La población se divierte en casi un centenar de cines y una docena de teatros de comedia, ópera y ballet; hay también dos enormes estadios de fútbol y la ciudad sostiene dos equipos profesionales de fútbol y uno de hockey sobre hielo. En general, los deportes cuentan con un importante apoyo oficial, y aquí se sabe que el más entusiasta de los forofos del hockey sobre hielo vive en el Kremlin. Sin embargo, en Leningrado, como en toda Rusia, el pasatiempo principal es «la botella». En lo que se refiere a consumo de alcohol, esta ciudad es ciertamente la ventana sobre Rusia, y a fe que está abierta de par en par. A las nueve de la mañana, es más frecuente ver un borracho que un taxi. En la sección de vinos de las tiendas de comestibles, siempre cabe encontrar un par de hombres con la misma expresión vacua pero inquisidora en sus caras: están buscando «un tercero» con el que compartir el precio y el contenido de una botella. El precio se comparte ante la cajera y el contenido… en el umbral más cercano. En la semioscuridad de esas entradas reina, en su más alta manifestación, el arte de dividir medio litro de vodka en tres partes iguales sin que sobre ni una gota. Allí se originan amistades extrañas e inesperadas, pero a veces imperecederas, así como los crímenes más sórdidos. Y aunque la propaganda condena el alcoholismo, verbalmente y en letra impresa, el estado continúa vendiendo vodka e incrementando los precios, porque «la botella» es la fuente de los mayores ingresos del estado: su costo es de cinco kopecks y se vende a la población por cinco rublos, lo que equivale a un beneficio del 9.900 por ciento.

Pero el hábito de la bebida no es una rareza entre los que viven junto al mar. Los rasgos más característicos de los leningradenses son: mala dentadura (debido a la falta de vitaminas durante el asedio), claridad en la pronunciación de las sibilantes, aptitud para reírse de sí mismos, y un cierto grado de altivez respecto al resto del país. Mentalmente, esta ciudad es todavía la capital, y es a Moscú lo que Florencia es a Roma o lo que Boston es a Washington. Como algunos de los personajes de Dostoievski, Leningrado siente orgullo y un placer casi sensual al verse «inidentificado», rechazado, y sin embargo sabe perfectamente que, para todo aquél cuya lengua materna sea el ruso, la ciudad es más real que cualquier otro lugar en el mundo donde se oiga este idioma.

Y es que existe el segundo Petersburgo, el que está hecho de versos y de prosa rusa.
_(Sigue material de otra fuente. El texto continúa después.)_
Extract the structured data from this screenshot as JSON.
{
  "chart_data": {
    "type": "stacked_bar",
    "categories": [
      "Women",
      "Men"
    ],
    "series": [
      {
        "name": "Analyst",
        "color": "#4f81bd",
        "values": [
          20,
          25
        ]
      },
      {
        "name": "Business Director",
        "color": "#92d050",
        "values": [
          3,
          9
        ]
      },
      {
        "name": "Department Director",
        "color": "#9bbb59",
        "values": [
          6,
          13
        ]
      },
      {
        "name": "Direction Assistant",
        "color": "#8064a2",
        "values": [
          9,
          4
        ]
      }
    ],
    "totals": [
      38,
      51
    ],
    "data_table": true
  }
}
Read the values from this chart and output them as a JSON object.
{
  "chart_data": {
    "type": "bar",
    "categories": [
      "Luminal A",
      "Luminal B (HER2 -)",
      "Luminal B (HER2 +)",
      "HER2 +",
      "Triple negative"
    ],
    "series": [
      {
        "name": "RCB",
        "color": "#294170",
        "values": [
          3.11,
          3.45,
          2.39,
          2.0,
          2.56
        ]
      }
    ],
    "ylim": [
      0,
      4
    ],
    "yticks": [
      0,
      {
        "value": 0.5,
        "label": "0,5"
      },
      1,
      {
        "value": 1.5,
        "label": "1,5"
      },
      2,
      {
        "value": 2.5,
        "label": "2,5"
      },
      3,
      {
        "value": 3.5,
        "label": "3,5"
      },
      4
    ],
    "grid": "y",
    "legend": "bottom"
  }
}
Esa prosa es leída y releída y los versos se aprenden de memoria, aunque sólo sea porque en las escuelas soviéticas se obliga a los niños a memorizarlos si quieren aprobar sus cursos. Y es esta memorización lo que asegura el status de la ciudad y su lugar en el futuro -mientras exista este lenguaje-, y transforma a los escolares soviéticos en el pueblo ruso.

El año escolar suele concluir a fines de mayo, cuando llegan a esta ciudad las Noches Blancas, para quedarse durante todo el mes de junio. Una noche blanca es una noche en la que el sol abandona el cielo apenas un par de horas, un fenómeno muy familiar en las latitudes septentrionales. Es la época más mágica en la ciudad, cuando se puede escribir o leer sin lámpara a las dos de la madrugada, y cuando los edificios, exentos de sombras y con sus tejados perfilados en oro, parecen piezas de frágil porcelana. Hay tanto silencio en derredor que casi puede oírse el tintineo de una cuchara que se caiga en Finlandia. El matiz rosado y transparente del cielo es tan tenue que el azul pálido de acuarela del río casi no logra reflejarlo. Y los puentes están alzados, como si las islas del delta se hubieran soltado las manos y empezado lentamente a derivar, dando vueltas en la corriente principal, hacia el Báltico. En estas noches, cuesta dormirse, porque hay demasiada luz y porque cualquier sueño será inferior a su realidad. Allí donde un hombre no proyecta sombra, como el agua.